Zeugpress is a micropress.
It is pronounced ZE-UG-PRESS.
It began in 1991 with the publication of Village Streets by Mary Ann McDonnell. Mary Ann, known as Moma to her family and friends, lived in the East Village and participated in poetry workshops at the Tompkins Square Library and in pass-the-hat readings at Fraunces Tavern. She was a good poet who had the ability to take ordinary events and recast them in her distinctive voice. Her poetry captures the joy and pain and humor of life. I typed up about two hundred of her poems and organized my favorites into a manuscript. I was teaching high school at the time, and I bought the rights to the cover photograph from a student. Moma liked it. The photo was of an alley in Chicago, but Moma said it looked like a place she had seen in New York’s Chinatown. I paid another student to do layout. Then I found a local printer. It was nice to see a book of poetry evolve from a pile of handwritten poems. This was the first book with the Zeugpress imprint.
My experience with small press publishing began a decade earlier. As advisor to Pressions, our school’s creative writing club, I was involved in the annual task of producing a literary magazine. We began production in 1982 with typewriters and scotch tape. We moved up to Apple IIs and dot-matrix printers. Eventually, we scraped up enough funds for a secondhand Power Mac and Pagemaker. Thanks to the help of Mike Peterson, a former student who returned and served as our magazine’s technical advisor for about twenty years, I began to learn the basics of Pagemaker. By the time I retired, we had produced thirty-one magazines and a good number of student chapbooks. And thanks to Mike, every issue of Pressions magazine is archived electronically on the web site of James Madison Memorial High School.

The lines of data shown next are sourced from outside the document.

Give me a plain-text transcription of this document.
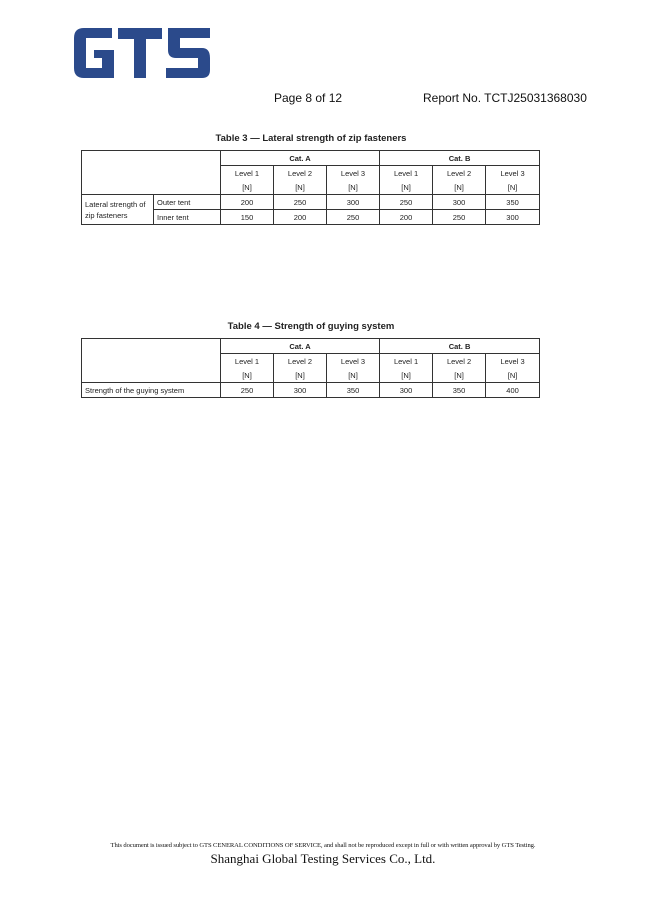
Page 8 of 12	Report No. TCTJ25031368030
Table 3 — Lateral strength of zip fasteners
		Cat. A			Cat. B		
		Level 1	Level 2	Level 3	Level 1	Level 2	Level 3
		[N]	[N]	[N]	[N]	[N]	[N]
Lateral strength of zip fasteners	Outer tent	200	250	300	250	300	350
	Inner tent	150	200	250	200	250	300
Table 4 — Strength of guying system
	Cat. A			Cat. B		
	Level 1	Level 2	Level 3	Level 1	Level 2	Level 3
	[N]	[N]	[N]	[N]	[N]	[N]
Strength of the guying system	250	300	350	300	350	400
This document is issued subject to GTS CENERAL CONDITIONS OF SERVICE, and shall not be reproduced except in full or with written approval by GTS Testing.
Shanghai Global Testing Services Co., Ltd.
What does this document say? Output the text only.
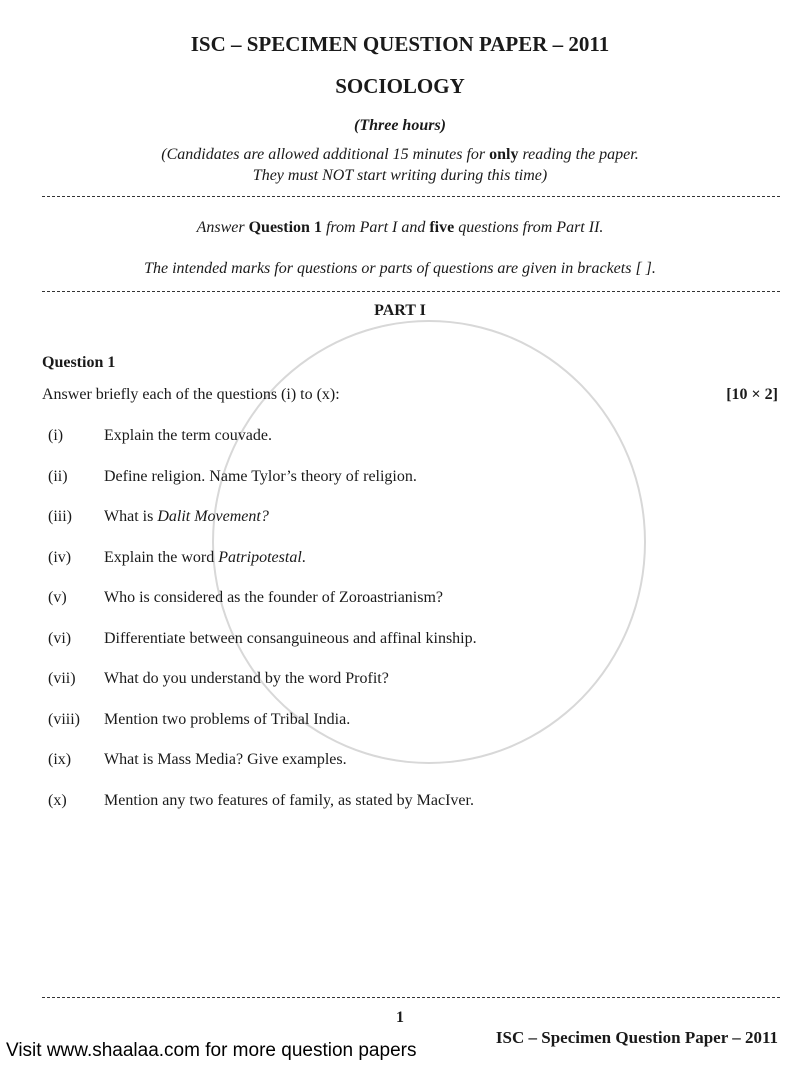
ISC – SPECIMEN QUESTION PAPER – 2011
SOCIOLOGY
(Three hours)
(Candidates are allowed additional 15 minutes for only reading the paper.
They must NOT start writing during this time)
Answer Question 1 from Part I and five questions from Part II.
The intended marks for questions or parts of questions are given in brackets [ ].
PART I
Question 1
Answer briefly each of the questions (i) to (x):	[10 × 2]
(i)	Explain the term couvade.
(ii) Define religion. Name Tylor’s theory of religion.
(iii) What is Dalit Movement?
(iv) Explain the word Patripotestal.
(v) Who is considered as the founder of Zoroastrianism?
(vi) Differentiate between consanguineous and affinal kinship.
(vii) What do you understand by the word Profit?
(viii) Mention two problems of Tribal India.
(ix) What is Mass Media? Give examples.
(x) Mention any two features of family, as stated by MacIver.
1
ISC – Specimen Question Paper – 2011
Visit www.shaalaa.com for more question papers
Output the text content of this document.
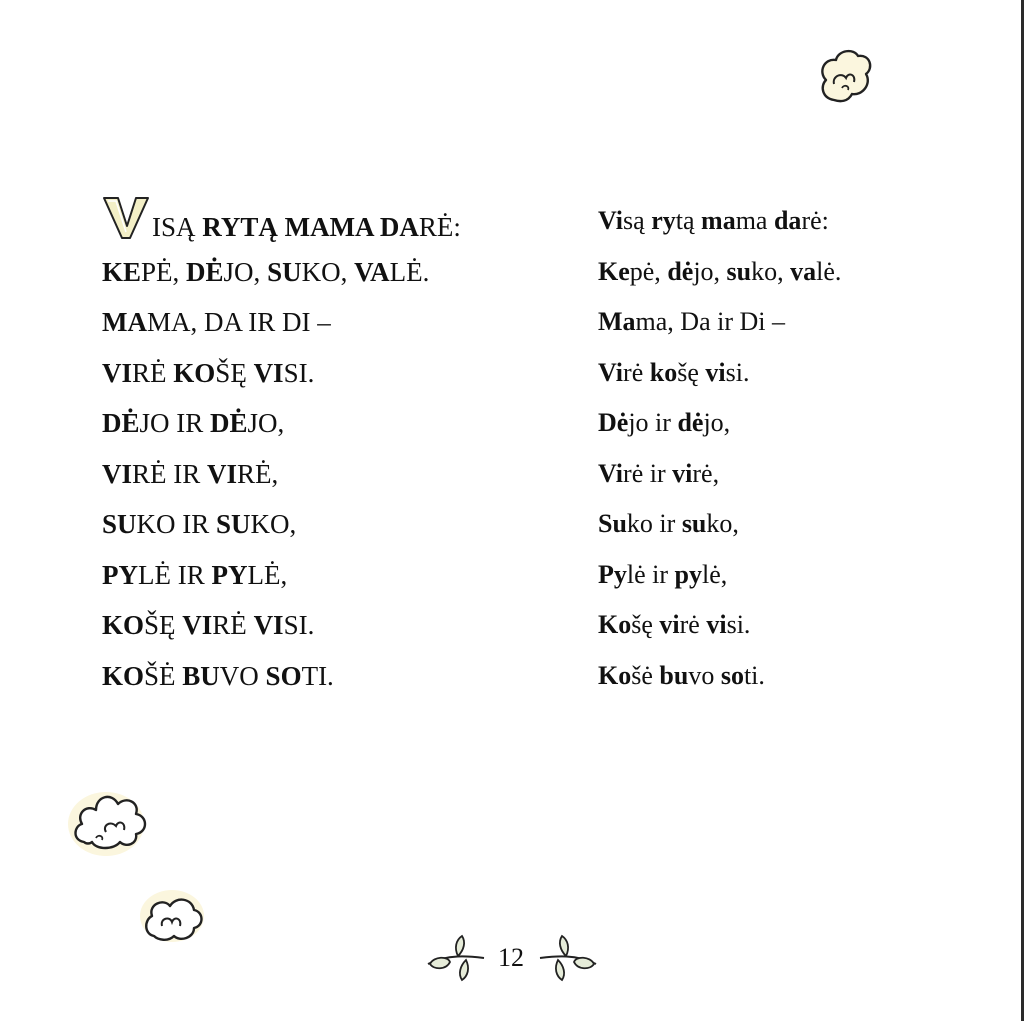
ISĄ RYTĄ MAMA DARĖ:
KEPĖ, DĖJO, SUKO, VALĖ.
MAMA, DA IR DI –
VIRĖ KOŠĘ VISI.
DĖJO IR DĖJO,
VIRĖ IR VIRĖ,
SUKO IR SUKO,
PYLĖ IR PYLĖ,
KOŠĘ VIRĖ VISI.
KOŠĖ BUVO SOTI.
Visą rytą mama darė:
Kepė, dėjo, suko, valė.
Mama, Da ir Di –
Virė košę visi.
Dėjo ir dėjo,
Virė ir virė,
Suko ir suko,
Pylė ir pylė,
Košę virė visi.
Košė buvo soti.
12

In the summer of 2008, I needed to learn the new InDesign CS3 program. I decided to take my manuscript and create a book. In three months, concrete pastures of the beautiful bronx was ready to send to the printer. I used ECPrinting in Eau Claire, Wisconsin. I found them in an online search, got a free estimate, submitted the book electronically, and one night boxes of books were waiting outside my door. ECPrinting did a great job with printing and binding; I did a great job with layout--at least I thought I did--and I was proud to have the Zeugpress imprint on the books. I used ECPrinting again for the sequel, from the banks of brook avenue, and for a small run of the shoe shine parlor poems et al: second edition. Together these books comprise The Bronx Trilogy. Not the sort of project many presses would be interested in, but somebody had to do it. So I did it myself.
I also began issuing the books in electronic format. Mike wrote html code for concrete pastures and the shoe shine parlor poems. They were online at Smashwords; they could be purchased but could not be sampled in that format. I followed Mark Coker’s Style Guide and e-published Village Streets and the rest of the Zeugpress titles on Smashwords in a format that can be sampled as well as purchased. These are done under the Zeugpress: Smashwords Edition imprint.
In February, 2019, from the banks of brook avenue was awarded the 2018 North Street Prize: First Prize: Poetry. The prize, sponsored by Winning Writers, is for self-published books. I wrote the poems, and did the layout for both the print and electronic editions, so this indeed was a self-published book, and I am grateful for the recognition that Winning Writers provided. Part of the prize was a credit with BookBaby, which I used to print a very limited print edition of The Bronx Trilogy which has all three books under one cover.
As a career teacher, sharing the writing process has been part of my nature, so I created an Annotated Edition of from the banks of brook avenue. It includes all of the poems, commentaries on what inspired each poem, earlier drafts, and notes on the editing process. The electronic edition uses hyperlinks to allow the reader to leap back and forth from the poem/commentary in the main section to the earlier drafts/editing notes in the appendix. The print edition, if it ever gets done, will take a poem by poem approach.
As a writer and publisher, I am grateful not only to Winning Writers and to Mike Peterson, but also to my wife, who has helped me in so many ways over so many years, and to all who have taught me and encouraged me along the way. And to all who have taken the time to read my work.
And I am grateful also to God, for giving me a life that has interwoven teaching and writing and publishing.